Finanziert wird das Ganze mit Werbeeinnahmen, die Joost mit den Rechteinhabern teilen wird. Wie beim Fernseher ist das Zappen durch die TV-Kanäle möglich. Hinzu kommen Internetfunktionen, mit denen Nutzer nach den verschiedenen Angeboten suchen, mit ihren Freunden chatten oder einen Sender mit eigenem Programm aufbauen können.

Die Werbetreibenden sollen ihre Spots bei Joost mit interaktiven Funktionen erweitern können. So könnte eine T-Shirt-Werbung direkt mit einem Link versehen werden, den man anklicken kann, um das Kleidungsstück direkt im Shop zu bestellen. "Die Leute lieben das Fernsehen, aber sie hassen es auch. Sie lieben die manchmal erstaunlichen Geschichten, die reiche Auswahl und die Qualität. Aber sie hassen die Gleichförmigkeit, den Mangel an Auswahl und den Mangel solcher Basisangebote wie Suchfunktionen", sagt Zennström. Gedacht ist beispielsweise an eine Suchfunktion für Filme, eine Liste der Freunde, die auch gerade online sind, und Bewertungsfunktionen für die Filme.
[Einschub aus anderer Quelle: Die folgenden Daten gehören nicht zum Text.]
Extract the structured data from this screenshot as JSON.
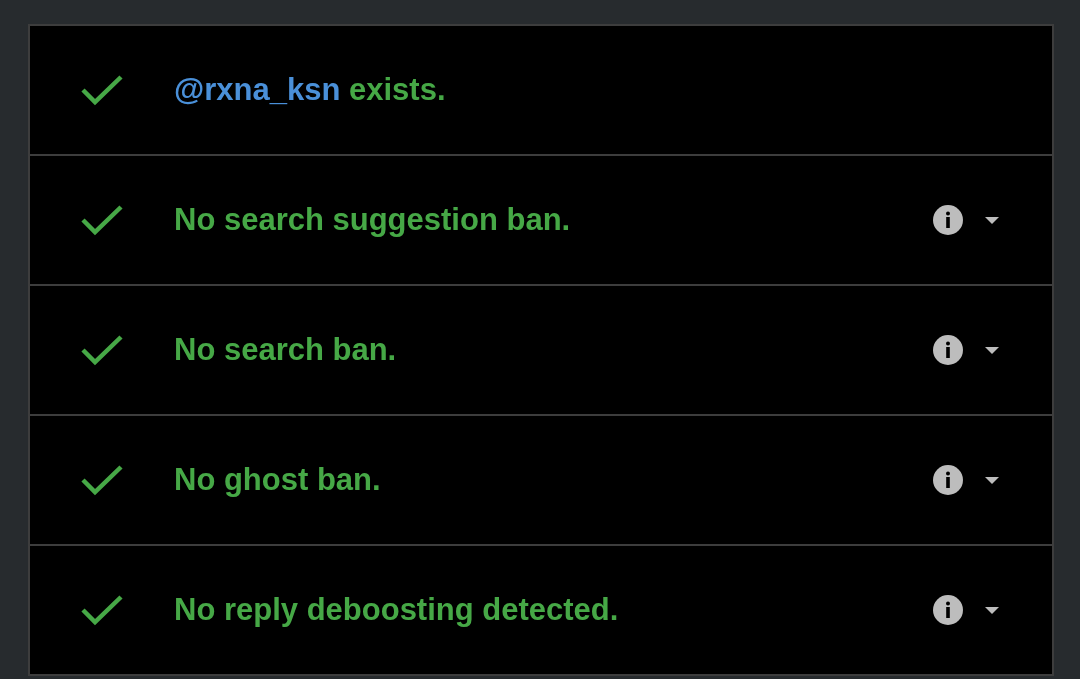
{
  "checks": [
    {
      "kind": "account",
      "passed": true,
      "handle": "@rxna_ksn",
      "text": "exists."
    },
    {
      "kind": "test",
      "passed": true,
      "text": "No search suggestion ban.",
      "expanded": false
    },
    {
      "kind": "test",
      "passed": true,
      "text": "No search ban.",
      "expanded": false
    },
    {
      "kind": "test",
      "passed": true,
      "text": "No ghost ban.",
      "expanded": false
    },
    {
      "kind": "test",
      "passed": true,
      "text": "No reply deboosting detected.",
      "expanded": false
    }
  ]
}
Doch bisherige Videoangebote wie Youtube oder MyVideo bieten häufig Angebote von bescheidener Qualität. Bilder sind oft unscharf und schummerig oder es dauert ewig lange, bis man etwas heruntergeladen hat. Joost will hingegen Fernsehsendungen von bestechender Schärfe auf den Monitor bringen. Besucher können die Streifen sehen, wann immer sie wollen, müssen dafür nichts bezahlen und können sich dann noch mit Filmfreunden darüber unterhalten.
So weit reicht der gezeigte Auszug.